Reisslands Team nutzte moderne »4D«-Ultraschallaufnahmen mit hoher räumlicher und Tiefenauflösung in Echtzeit und untersuchte zwei Föten mehrfach zwischen der 24. und der 35. Woche. Jedes Mal zeichneten sie zehn Minuten lang den Gesichtsausdruck auf, und was sie sahen, klassifizierten sie mit einem Standardcodierungssystem, um objektive Aussagen zu erhalten. Gesichtsausdrücke können in ihre Mikro-Bestandteile zerlegt werden (gekräuselte Lippen oder angehobene Backen). Das Codierungsschema für sehr kleine Babys wurde angepasst, sodass man Ausdrücke definieren konnte, die ein »weinendes Gesicht« oder ein »lachendes Gesicht« ergaben. Manche wie eine gekrauste Nase gehörten zu beiden Gesichtern. Andere definierten nur Lachen (herausgestreckte Zunge und zurückgezogene Lippen) oder Weinen (heruntergezogene Oberlippe und gerunzelte Augenbrauen). Bei der Kombination der Daten von beiden Föten (zwei Mädchen) stellten die Wissenschaftler fest, dass der weinende Gesichtsausdruck in der Zeit zwischen der 24. und der 35. Schwangerschaftswoche von 0 Prozent auf 42 Prozent zunahm und der lachende von 0 Prozent auf 35 Prozent. Ein fröhlicher Gesichtsausdruck war genauso häufig wie ein kummervoller, und beide tauchen nach und nach auf, wenn der Fötus immer mehr Bewusstsein erlangt. Aus der Sicht des Babys gibt es keine Zeit vor dem Lächeln.

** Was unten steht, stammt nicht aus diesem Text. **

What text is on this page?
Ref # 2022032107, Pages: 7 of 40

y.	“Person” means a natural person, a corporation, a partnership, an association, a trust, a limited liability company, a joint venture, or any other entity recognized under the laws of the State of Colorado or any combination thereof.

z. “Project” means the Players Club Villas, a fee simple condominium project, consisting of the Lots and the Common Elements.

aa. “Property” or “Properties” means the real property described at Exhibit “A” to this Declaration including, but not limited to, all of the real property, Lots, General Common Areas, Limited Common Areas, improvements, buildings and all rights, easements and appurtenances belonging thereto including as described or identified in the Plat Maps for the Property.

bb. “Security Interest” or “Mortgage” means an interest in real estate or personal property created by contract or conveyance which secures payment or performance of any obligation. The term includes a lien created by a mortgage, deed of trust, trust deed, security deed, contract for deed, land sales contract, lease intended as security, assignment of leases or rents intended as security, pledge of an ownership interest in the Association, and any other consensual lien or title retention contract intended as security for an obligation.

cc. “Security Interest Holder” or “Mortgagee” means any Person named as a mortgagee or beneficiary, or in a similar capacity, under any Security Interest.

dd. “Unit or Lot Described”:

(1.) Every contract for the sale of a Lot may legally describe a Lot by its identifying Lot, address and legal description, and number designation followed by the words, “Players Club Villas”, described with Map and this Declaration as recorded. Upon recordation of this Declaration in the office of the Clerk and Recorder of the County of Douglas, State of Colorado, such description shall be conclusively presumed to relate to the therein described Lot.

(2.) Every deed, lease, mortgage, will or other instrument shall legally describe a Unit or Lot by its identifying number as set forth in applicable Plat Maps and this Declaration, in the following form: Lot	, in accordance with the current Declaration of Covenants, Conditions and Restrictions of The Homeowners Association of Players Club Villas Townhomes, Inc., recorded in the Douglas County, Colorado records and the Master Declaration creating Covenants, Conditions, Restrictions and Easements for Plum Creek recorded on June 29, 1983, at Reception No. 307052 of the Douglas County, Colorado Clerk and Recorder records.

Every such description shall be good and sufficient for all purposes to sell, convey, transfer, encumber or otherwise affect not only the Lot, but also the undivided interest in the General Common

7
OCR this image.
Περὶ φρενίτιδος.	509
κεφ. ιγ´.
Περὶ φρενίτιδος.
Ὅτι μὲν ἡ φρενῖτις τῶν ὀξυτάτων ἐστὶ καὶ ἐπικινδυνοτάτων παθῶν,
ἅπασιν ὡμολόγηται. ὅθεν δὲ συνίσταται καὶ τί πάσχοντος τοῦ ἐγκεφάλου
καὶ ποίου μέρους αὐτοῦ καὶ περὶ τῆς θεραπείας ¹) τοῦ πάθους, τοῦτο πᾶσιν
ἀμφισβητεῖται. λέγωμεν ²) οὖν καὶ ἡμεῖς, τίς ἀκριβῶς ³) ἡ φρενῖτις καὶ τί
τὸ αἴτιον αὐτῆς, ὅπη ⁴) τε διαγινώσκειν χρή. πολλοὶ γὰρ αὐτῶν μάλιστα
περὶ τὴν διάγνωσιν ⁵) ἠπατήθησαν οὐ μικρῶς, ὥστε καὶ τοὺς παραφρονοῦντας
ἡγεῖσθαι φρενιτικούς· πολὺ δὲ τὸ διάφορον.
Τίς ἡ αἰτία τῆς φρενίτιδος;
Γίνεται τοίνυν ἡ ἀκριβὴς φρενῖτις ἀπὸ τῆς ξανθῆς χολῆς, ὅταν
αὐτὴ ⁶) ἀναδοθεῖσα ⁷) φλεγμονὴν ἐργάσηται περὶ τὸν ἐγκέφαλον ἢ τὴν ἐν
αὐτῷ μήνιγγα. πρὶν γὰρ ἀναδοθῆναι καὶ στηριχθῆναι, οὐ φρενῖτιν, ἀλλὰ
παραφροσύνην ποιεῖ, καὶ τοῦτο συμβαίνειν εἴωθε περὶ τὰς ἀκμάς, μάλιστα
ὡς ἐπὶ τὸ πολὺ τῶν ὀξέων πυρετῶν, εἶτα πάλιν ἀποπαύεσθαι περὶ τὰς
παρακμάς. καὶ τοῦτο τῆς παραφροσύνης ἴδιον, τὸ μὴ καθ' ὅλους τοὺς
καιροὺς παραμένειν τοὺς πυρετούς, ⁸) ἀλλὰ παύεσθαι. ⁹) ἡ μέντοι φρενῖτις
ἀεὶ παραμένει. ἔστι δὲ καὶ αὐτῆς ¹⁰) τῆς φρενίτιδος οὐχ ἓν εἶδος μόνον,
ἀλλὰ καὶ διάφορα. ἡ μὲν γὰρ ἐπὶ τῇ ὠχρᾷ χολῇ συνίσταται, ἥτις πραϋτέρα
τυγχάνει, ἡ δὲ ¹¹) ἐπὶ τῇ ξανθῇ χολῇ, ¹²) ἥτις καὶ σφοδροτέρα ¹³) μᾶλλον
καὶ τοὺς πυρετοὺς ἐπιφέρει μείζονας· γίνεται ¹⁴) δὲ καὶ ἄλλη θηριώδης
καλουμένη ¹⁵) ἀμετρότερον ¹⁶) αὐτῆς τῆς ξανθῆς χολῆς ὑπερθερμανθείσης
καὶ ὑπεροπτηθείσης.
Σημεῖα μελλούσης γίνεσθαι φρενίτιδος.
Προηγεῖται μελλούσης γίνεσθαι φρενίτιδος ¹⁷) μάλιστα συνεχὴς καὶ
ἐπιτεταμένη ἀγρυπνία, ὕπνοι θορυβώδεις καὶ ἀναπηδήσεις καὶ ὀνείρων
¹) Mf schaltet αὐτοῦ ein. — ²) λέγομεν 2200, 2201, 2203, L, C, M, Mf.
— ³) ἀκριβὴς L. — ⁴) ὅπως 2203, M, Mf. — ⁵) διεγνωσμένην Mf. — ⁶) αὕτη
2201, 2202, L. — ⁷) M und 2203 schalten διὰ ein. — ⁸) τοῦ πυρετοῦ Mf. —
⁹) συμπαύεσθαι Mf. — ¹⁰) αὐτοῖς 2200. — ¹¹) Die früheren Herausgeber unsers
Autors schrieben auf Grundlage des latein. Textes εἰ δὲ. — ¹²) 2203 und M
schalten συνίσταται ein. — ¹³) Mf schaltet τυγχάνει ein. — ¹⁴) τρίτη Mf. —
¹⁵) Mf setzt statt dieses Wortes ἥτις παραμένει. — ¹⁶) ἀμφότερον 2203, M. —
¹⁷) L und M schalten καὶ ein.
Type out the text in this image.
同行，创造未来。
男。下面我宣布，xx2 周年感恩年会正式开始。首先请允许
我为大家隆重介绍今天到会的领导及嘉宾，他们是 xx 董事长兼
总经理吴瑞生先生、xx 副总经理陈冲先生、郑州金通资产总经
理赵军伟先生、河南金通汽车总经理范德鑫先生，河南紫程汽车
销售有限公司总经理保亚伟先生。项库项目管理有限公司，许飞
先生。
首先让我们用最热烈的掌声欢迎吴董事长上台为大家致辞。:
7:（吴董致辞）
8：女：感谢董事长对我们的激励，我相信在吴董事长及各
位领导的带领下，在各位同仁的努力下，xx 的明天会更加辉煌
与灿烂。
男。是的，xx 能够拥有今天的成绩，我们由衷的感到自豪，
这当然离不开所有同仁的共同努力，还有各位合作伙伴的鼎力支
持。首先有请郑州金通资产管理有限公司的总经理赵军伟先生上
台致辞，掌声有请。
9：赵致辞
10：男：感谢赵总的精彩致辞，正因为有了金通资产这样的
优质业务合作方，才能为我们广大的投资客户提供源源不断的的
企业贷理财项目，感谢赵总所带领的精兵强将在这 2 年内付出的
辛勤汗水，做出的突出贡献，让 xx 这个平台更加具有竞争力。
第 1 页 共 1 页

Deshalb sage ich auf entsprechende Fragen, dass Grimassen und Lächeln von Kindern in utero ab der 25. Woche etwas bedeuten. Ich glaube, da beginnt das fötale Bewusstsein für Freude und Schmerz. Das unterscheidet sich kaum von der Grenze von 24 Wochen im Bericht der britischen Geburtshelfer. Aber ich persönlich ziehe die 25. Woche vor, wenn der Fötus nach der universellen Obst- und Ge müse skala so groß wie eine Aubergine ist.

Eine frühere Freundin von mir, Belinda, sagte immer, die weiche und elastische Haut von Auberginen erinnere sie an die pummeligen Ärmchen, Beinchen und Bäuche von Babys. Im Supermarkt konnte sie nicht widerstehen und musste immer die Auberginen drücken. Als ich meine Arbeit mit Babys begann, fragte sie mich häufig: »Wie geht es den Auberginen?« Es wurde unser geheimes Codewort. Vor ein paar Jahren, als Belinda mit ihrer Tochter Rosie schwanger war, bekam ich eine glückselige SMS von ihr, in der sie mir mitteilte, die Schwangerschafts-App auf ihrem Smartphone habe sie informiert, dass nach 25 Wochen ihre Blaubeere die nächste Stufe erklommen habe und sie nun ihre eigene kleine Aubergine im Bauch trage.